Genetically driven variations in the level of cytochrome P450 (CYP) 2D6 metabolic activity have been shown to significantly affect the pharmacokinetic behaviour of medications that are substrates of this enzyme.

To evaluate the impact of CYP2D6 extensive metabolizer (EM) and poor metabolizer (PM) phenotypes on the pharmacokinetics of single doses of venlafaxine extended release (ER) and desvenlafaxine (administered as desvenlafaxine succinate).

This study used a randomized, open-label, two-period, parallel-group, crossover design. The enrolled healthy subjects participated in the study for approximately 8 weeks, which included ≤6 weeks of screening procedures and two separate 1-week partial inpatient confinement periods (separated by a 4-day washout period), during which venlafaxine ER or desvenlafaxine was administered and blood samples were collected. Subjects were admitted to partial inpatient confinement in a laboratory setting for the two separate study periods where each study drug was individually administered. Blood samples for pharmacokinetic analyses were collected during the 120 hours following administration of each study drug. Plasma concentrations of the study drugs were measured by a third-party analyst using liquid chromatography-tandem mass spectrometry. Healthy subjects were recruited through newspaper advertisements and genotyped to determine their CYP2D6 metabolic phenotype (i.e. EM or PM) using internally developed and commercially available assays. Subjects were reimbursed for their participation in this study. Single, sequentially administered oral doses of the dual-acting, serotonin and norepinephrine reuptake inhibiting antidepressants venlafaxine ER (75 mg) and desvenlafaxine (50 mg) were administered. The main outcome measures were differences in the geometric means for area under the plasma concentration-time curve from time zero to infinity (AUC_∞) and peak plasma concentration (C_max) between EMs and PMs. Comparisons were made using a 2-tailed Wilcoxon exact test.

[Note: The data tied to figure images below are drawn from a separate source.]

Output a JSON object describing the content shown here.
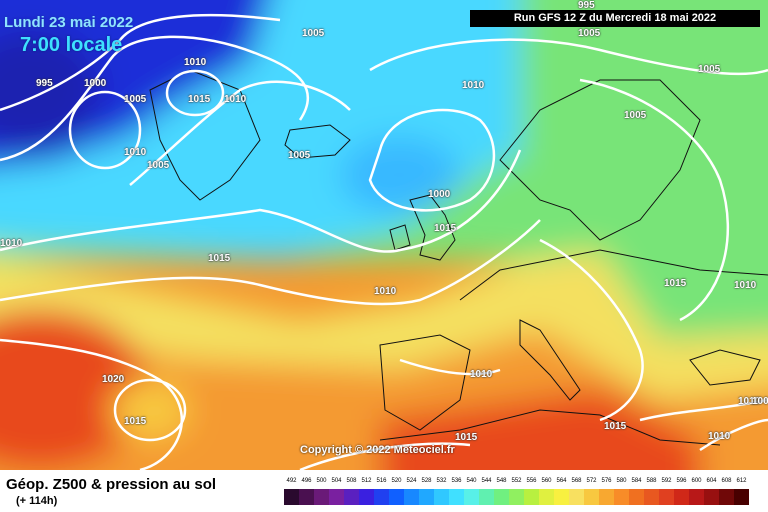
{
  "header": {
    "date": "Lundi 23 mai 2022",
    "local_time": "7:00 locale",
    "run_info": "Run GFS 12 Z du Mercredi 18 mai 2022"
  },
  "map": {
    "copyright": "Copyright © 2022 Meteociel.fr",
    "isobar_labels": [
      "995",
      "1005",
      "1005",
      "995",
      "1000",
      "1005",
      "1010",
      "1015",
      "1010",
      "1010",
      "1005",
      "1010",
      "1005",
      "1005",
      "1000",
      "1005",
      "1010",
      "1015",
      "1010",
      "1015",
      "1010",
      "1020",
      "1015",
      "1015",
      "1015",
      "1010",
      "1015",
      "1010",
      "1010",
      "1005"
    ]
  },
  "legend": {
    "title": "Géop. Z500 & pression au sol",
    "subtitle": "(+ 114h)",
    "scale_values": [
      "492",
      "496",
      "500",
      "504",
      "508",
      "512",
      "516",
      "520",
      "524",
      "528",
      "532",
      "536",
      "540",
      "544",
      "548",
      "552",
      "556",
      "560",
      "564",
      "568",
      "572",
      "576",
      "580",
      "584",
      "588",
      "592",
      "596",
      "600",
      "604",
      "608",
      "612"
    ],
    "scale_colors": [
      "#2a0a2e",
      "#4a1050",
      "#6a1a78",
      "#7a20a0",
      "#5a20c0",
      "#3a20e0",
      "#2040f0",
      "#1060ff",
      "#1888ff",
      "#20a8ff",
      "#30c8ff",
      "#40e0ff",
      "#58f0e8",
      "#60f0b0",
      "#70f080",
      "#90f060",
      "#b8f040",
      "#e0f040",
      "#f8f040",
      "#f8e060",
      "#f8c840",
      "#f8a830",
      "#f88c28",
      "#f07020",
      "#e85820",
      "#e04020",
      "#d02818",
      "#b81818",
      "#981010",
      "#700808",
      "#480000"
    ]
  },
  "colors": {
    "polar_low": "#1f2fd8",
    "cool": "#48d8ff",
    "green": "#78e478",
    "yellow": "#f4e060",
    "orange": "#f49a30",
    "red": "#e8481e",
    "land_coast": "#111111",
    "isobar": "#ffffff"
  }
}
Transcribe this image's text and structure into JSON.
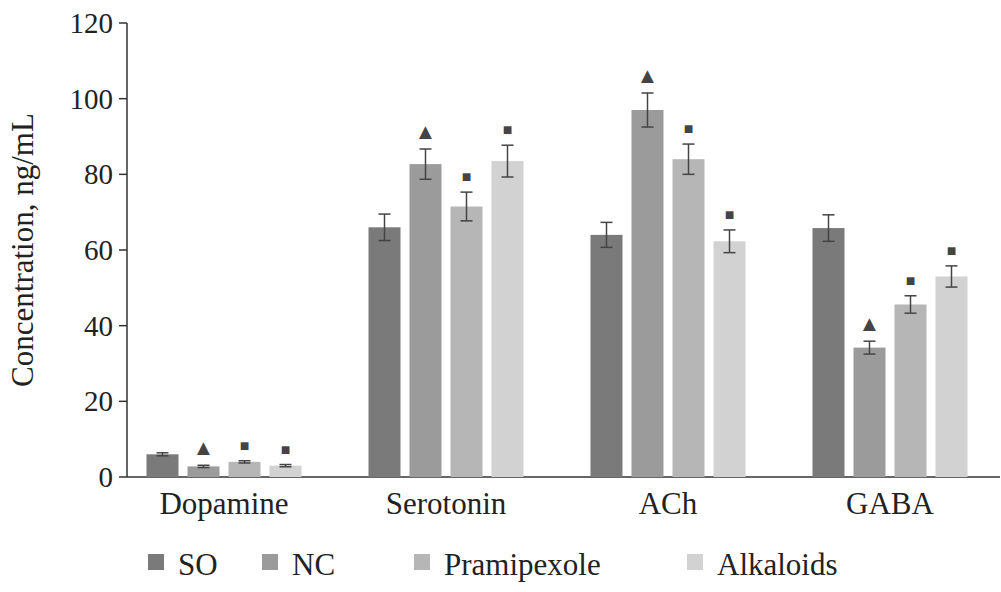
{
  "chart_data": {
    "type": "bar",
    "y_label": "Concentration, ng/mL",
    "categories": [
      "Dopamine",
      "Serotonin",
      "ACh",
      "GABA"
    ],
    "ylim": [
      0,
      120
    ],
    "yticks": [
      0,
      20,
      40,
      60,
      80,
      100,
      120
    ],
    "legend": "bottom",
    "series": [
      {
        "name": "SO",
        "color": "#7a7a7a",
        "values": [
          6.0,
          66.0,
          64.0,
          65.8
        ],
        "errors": [
          0.4,
          3.5,
          3.3,
          3.5
        ],
        "significance": [
          null,
          null,
          null,
          null
        ]
      },
      {
        "name": "NC",
        "color": "#9b9b9b",
        "values": [
          2.8,
          82.7,
          97.0,
          34.2
        ],
        "errors": [
          0.3,
          4.0,
          4.5,
          1.7
        ],
        "significance": [
          "▲",
          "▲",
          "▲",
          "▲"
        ]
      },
      {
        "name": "Pramipexole",
        "color": "#b6b6b6",
        "values": [
          4.0,
          71.5,
          84.0,
          45.6
        ],
        "errors": [
          0.3,
          3.8,
          4.0,
          2.3
        ],
        "significance": [
          "■",
          "■",
          "■",
          "■"
        ]
      },
      {
        "name": "Alkaloids",
        "color": "#d2d2d2",
        "values": [
          3.0,
          83.5,
          62.3,
          53.0
        ],
        "errors": [
          0.3,
          4.2,
          3.0,
          2.8
        ],
        "significance": [
          "■",
          "■",
          "■",
          "■"
        ]
      }
    ]
  }
}
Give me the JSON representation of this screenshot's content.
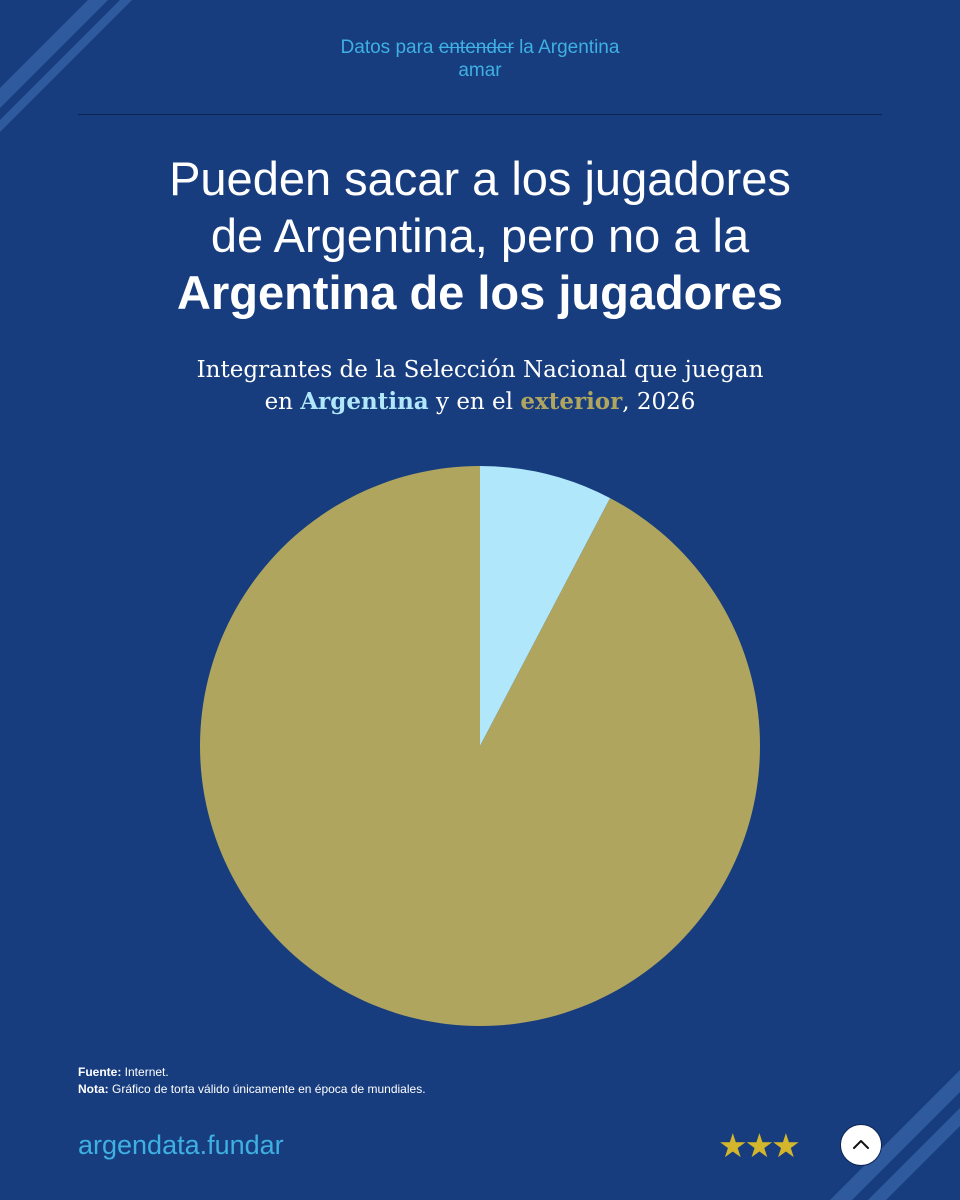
{
  "tagline": {
    "prefix": "Datos para ",
    "struck": "entender",
    "suffix": " la Argentina",
    "replacement": "amar"
  },
  "headline": {
    "line1": "Pueden sacar a los jugadores",
    "line2": "de Argentina, pero no a la",
    "line3_bold": "Argentina de los jugadores"
  },
  "subtitle": {
    "line1": "Integrantes de la Selección Nacional que juegan",
    "pre": "en ",
    "highlight1": "Argentina",
    "mid": " y en el ",
    "highlight2": "exterior",
    "post": ", 2026"
  },
  "chart_data": {
    "type": "pie",
    "categories": [
      "Argentina",
      "exterior"
    ],
    "values": [
      2,
      24
    ],
    "colors": [
      "#b0e7fb",
      "#b0a55e"
    ],
    "start": "12 o'clock, clockwise"
  },
  "notes": {
    "fuente_label": "Fuente:",
    "fuente_text": " Internet.",
    "nota_label": "Nota:",
    "nota_text": " Gráfico de torta válido únicamente en época de mundiales."
  },
  "footer": {
    "brand": "argendata.fundar",
    "stars": "★★★",
    "up_button_icon": "chevron-up-icon"
  },
  "colors": {
    "background": "#173d7e",
    "accent_blue": "#3fb0e3",
    "argentina": "#b0e7fb",
    "exterior": "#b0a55e",
    "stars": "#d4b62c"
  }
}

No carryover effect was observed between treatment sequence groups. There was no statistically significant difference in either C_max or AUC_∞ of O-desmethylvenlafaxine between PMs (n = 7) and EMs (n=7) following administration of desvenlafaxine 50 mg. However, when subjects received venlafaxine ER 75 mg, the AUC_∞ and C_max of O-desmethylvenlafaxine (the primary active metabolite) were 445% and 434% higher, respectively, in EMs compared with PMs (p ≤ 0.001), and the AUC_∞ and C_max of venlafaxine were 445% and 180% higher, respectively, in PMs compared with EMs (p<0.01). In addition, the ratios of O-desmethylvenlafaxine: venlafaxine AUC_∞ and C_max for subjects receiving venlafaxine ER 75 mg were higher for EMs (6.2 and 3.3) than PMs (0.21 and 0.22; p ≤ 0.001 for both comparisons).